Já os desfechos secundários incluíram: mudança na distância no teste de caminhada de 6 minutos, mudança na proteína C reativa e um desfecho composto hierárquico (morte por qualquer causa, número e momento dos eventos de insuficiência cardíaca, diferenças de pelo menos 15, 10 e 5 pontos na mudança no KCCQ-CSS e uma diferença de pelo menos 30m no teste de na caminhada de 6 minutos). A média de mudança na distância de caminhada de 6 minutos foi de 21,5 m no grupo semaglutida e 1,2 m no grupo placebo (IC 95% 8.6 a 32.1; p <0,001); os participantes do grupo semaglutida tiveram uma redução de 43,5% no nível de PCR em comparação com uma redução de 7,3% com placebo. Já na análise do desfecho composto hierárquico, o tratamento com semaglutida resultou em mais vitórias do que o placebo, com uma taxa de vitória estratificada de 1,72 (IC 95%, 1,37 a 2,15; p <0,001). 

O tratamento com semaglutida levou a menos eventos adversos graves do que o placebo (13.3% vs 26.7%, p <0,001), sendo que essa diferença se deu às custas do menor número de eventos de distúrbios cardíacos no grupo semaglutida. Houve uma frequência semelhante de descontinuação devido a eventos adversos graves: 6 participantes em cada grupo, a maioria pela presença de sintomas gastrointestinais. Já o número de participantes que descontinuaram o tratamento devido a algum evento adverso foi 35 no grupo semaglutida e 14 no grupo placebo. Durante o estudo, 7 participantes morreram: 3 no grupo da semaglutida e 4 no grupo do placebo, sendo que uma morte julgada no grupo placebo foi cardiovascular e as outras causas foram julgadas como não cardiovasculares (3 em cada grupo). 

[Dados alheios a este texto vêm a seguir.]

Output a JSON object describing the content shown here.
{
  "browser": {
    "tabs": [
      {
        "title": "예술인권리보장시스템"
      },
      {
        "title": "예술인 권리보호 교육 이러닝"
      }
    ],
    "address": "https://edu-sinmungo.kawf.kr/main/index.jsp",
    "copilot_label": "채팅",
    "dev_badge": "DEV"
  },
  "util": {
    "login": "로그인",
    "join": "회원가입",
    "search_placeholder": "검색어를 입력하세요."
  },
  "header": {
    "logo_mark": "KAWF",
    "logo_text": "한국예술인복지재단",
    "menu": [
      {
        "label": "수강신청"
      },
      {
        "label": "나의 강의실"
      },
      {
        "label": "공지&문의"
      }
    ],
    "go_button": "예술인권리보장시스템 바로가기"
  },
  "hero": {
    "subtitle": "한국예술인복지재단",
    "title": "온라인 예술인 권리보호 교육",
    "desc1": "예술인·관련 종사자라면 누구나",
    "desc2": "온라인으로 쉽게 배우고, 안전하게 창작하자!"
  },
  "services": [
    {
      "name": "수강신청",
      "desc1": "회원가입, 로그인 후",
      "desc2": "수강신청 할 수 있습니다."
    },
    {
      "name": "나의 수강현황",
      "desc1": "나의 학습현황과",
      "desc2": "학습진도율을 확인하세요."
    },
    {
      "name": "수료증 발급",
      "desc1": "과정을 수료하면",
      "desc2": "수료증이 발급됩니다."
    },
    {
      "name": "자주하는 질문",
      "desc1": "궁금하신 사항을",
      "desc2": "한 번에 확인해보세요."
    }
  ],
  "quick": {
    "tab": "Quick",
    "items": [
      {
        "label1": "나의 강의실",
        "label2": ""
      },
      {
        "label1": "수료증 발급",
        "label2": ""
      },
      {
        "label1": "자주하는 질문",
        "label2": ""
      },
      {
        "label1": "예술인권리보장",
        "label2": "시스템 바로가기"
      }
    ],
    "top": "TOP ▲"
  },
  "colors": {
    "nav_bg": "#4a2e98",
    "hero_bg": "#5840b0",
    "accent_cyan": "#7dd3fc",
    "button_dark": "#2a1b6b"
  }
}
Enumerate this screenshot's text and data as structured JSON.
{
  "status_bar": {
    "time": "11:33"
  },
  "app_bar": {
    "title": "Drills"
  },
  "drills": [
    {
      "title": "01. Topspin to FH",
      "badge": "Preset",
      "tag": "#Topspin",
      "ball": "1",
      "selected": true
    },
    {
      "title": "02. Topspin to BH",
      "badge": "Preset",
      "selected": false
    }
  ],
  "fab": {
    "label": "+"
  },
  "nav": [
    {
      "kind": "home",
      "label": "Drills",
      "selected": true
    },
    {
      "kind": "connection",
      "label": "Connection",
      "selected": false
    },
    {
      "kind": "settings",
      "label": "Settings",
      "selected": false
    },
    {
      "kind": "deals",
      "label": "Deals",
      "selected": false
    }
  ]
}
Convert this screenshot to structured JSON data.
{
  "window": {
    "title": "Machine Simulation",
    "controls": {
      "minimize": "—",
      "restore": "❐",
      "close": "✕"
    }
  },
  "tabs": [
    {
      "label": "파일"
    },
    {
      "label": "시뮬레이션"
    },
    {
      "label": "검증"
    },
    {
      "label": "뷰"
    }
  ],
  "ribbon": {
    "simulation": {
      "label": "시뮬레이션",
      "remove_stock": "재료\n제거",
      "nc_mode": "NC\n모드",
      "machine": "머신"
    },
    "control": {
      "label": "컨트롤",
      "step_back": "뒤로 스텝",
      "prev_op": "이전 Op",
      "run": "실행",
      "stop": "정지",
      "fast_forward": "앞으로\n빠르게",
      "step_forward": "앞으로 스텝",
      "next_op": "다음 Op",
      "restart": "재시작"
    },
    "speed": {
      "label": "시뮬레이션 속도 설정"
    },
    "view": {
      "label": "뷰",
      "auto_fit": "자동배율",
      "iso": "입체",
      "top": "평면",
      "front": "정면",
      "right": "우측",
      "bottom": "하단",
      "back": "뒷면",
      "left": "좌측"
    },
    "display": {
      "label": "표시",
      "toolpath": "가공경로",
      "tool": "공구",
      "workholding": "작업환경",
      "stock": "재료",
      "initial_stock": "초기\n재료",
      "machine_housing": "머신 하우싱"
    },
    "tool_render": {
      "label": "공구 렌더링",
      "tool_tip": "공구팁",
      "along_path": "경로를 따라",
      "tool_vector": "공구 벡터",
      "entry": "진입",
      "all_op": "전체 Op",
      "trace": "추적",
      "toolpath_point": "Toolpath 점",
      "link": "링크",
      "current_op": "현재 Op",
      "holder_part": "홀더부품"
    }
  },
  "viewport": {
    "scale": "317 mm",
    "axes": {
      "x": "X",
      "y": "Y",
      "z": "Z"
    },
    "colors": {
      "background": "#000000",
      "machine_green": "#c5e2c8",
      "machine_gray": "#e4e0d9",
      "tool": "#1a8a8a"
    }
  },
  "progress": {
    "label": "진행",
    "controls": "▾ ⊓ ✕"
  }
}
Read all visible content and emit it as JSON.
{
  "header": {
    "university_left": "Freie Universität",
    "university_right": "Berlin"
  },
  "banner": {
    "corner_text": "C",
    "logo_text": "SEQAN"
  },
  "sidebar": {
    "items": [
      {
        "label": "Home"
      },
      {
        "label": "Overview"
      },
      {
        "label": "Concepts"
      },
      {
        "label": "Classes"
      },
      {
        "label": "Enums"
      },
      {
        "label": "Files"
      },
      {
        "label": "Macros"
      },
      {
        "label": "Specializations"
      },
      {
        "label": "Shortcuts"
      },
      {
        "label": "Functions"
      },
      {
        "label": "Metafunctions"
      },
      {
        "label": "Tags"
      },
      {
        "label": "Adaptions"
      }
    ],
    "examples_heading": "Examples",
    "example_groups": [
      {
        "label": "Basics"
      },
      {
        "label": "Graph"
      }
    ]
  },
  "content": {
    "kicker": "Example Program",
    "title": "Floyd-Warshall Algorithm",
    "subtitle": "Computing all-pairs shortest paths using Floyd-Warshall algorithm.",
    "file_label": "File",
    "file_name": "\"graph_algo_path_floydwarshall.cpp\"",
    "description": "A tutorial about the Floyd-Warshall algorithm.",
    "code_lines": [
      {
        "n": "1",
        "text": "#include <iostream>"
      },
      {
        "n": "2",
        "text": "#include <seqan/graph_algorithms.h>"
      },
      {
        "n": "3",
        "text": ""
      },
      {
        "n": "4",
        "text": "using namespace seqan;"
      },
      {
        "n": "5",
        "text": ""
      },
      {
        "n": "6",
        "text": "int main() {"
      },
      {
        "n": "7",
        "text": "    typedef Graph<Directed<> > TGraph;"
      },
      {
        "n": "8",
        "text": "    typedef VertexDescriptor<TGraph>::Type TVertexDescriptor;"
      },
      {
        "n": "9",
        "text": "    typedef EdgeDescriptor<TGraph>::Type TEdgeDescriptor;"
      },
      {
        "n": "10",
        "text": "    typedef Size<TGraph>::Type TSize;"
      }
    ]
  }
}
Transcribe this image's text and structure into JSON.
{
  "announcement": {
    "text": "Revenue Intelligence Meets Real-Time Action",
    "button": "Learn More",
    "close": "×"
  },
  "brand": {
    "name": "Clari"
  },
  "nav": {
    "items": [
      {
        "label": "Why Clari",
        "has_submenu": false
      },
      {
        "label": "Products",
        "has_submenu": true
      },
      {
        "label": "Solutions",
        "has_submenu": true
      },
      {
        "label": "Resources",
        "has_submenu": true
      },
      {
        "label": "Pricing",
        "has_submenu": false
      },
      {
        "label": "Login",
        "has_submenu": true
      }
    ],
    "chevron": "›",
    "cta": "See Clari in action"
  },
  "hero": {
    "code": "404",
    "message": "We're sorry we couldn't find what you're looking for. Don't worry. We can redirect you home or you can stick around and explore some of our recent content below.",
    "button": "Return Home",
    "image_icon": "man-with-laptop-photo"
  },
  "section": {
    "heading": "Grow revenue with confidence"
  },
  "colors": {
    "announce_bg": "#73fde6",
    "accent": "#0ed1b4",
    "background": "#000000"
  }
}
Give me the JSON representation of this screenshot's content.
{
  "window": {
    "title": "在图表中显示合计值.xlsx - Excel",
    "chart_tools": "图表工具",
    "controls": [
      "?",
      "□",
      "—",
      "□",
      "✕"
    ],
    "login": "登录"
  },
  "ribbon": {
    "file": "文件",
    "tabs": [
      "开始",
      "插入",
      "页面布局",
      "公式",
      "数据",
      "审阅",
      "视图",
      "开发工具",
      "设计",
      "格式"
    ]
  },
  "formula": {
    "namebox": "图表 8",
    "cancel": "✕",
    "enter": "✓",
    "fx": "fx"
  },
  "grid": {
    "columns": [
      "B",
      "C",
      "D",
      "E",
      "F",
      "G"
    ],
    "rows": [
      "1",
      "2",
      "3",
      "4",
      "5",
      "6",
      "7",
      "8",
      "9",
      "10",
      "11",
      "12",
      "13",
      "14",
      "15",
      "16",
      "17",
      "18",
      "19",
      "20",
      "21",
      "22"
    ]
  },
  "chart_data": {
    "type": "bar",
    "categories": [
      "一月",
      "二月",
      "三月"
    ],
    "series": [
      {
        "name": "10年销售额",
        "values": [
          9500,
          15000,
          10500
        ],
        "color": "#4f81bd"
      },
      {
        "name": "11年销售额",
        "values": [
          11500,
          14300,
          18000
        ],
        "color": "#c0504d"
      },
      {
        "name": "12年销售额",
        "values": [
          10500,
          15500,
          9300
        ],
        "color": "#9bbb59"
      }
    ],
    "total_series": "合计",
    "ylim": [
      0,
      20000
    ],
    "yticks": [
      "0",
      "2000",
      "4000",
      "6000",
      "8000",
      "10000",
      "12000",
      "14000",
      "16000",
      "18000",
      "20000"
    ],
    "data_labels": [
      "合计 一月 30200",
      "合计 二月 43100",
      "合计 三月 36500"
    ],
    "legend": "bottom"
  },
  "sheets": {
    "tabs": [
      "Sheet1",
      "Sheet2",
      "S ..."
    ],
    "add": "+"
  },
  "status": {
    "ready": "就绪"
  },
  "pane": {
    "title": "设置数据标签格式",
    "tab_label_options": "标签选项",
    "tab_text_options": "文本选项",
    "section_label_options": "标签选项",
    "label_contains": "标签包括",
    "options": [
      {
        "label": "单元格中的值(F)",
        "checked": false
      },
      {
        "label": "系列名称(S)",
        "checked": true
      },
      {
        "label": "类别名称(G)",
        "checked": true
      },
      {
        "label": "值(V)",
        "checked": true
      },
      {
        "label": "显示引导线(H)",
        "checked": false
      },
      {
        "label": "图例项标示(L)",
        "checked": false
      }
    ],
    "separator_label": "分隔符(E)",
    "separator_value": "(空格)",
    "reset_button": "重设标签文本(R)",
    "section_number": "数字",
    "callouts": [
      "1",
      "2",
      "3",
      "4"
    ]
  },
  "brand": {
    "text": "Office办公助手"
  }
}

Citam-se algumas limitações: baixo número de participantes não-brancos, o que pode limitar a generalização dos resultados; ensaio foi elaborado para avaliar os efeitos da semaglutida sobre os sintomas, limitações físicas e função de exercício e não tinha poder adequado para avaliar eventos clínicos; duração do acompanhamento limitada por 1 ano, sendo que a durabilidade dos efeitos observados além de 1 ano não pode ser determinada; ausência de dados específicos de hemoglobina glicada; baixa porcentagem de participantes em uso de inibidores do SGLT2. No Clube de Revista foram discutidos os seguintes pontos:

  • Importância da perda de peso em pacientes com ICFEp com vistas a melhora de sintomas e de qualidade de vida;

  • Dificuldade em separar o impacto de aGLP1 por mecanismos intrínsecos cardiometabólicos vs impacto pela perda de peso;

  • Perfil de pacientes com ICFEp, geralmente com mais obesidade e sobrepeso; 

  • Relevância de avaliar sintomas relatados pelo paciente como desfecho clínico em estudos;

  • Diferença entre perda de peso intencional e não intencional em pacientes com ICFEp em termos prognósticos. 


Pílula do Clube: em pacientes com insuficiência cardíaca com fração de ejeção preservada e obesidade, o tratamento com semaglutida uma vez por semana na dose de 2,4 mg levou a maiores reduções nos sintomas relacionados à insuficiência cardíaca e nas limitações físicas, maiores melhorias na função do exercício e maior peso perda do que o placebo.


Discutido no Clube de Revista de 20/11/2023.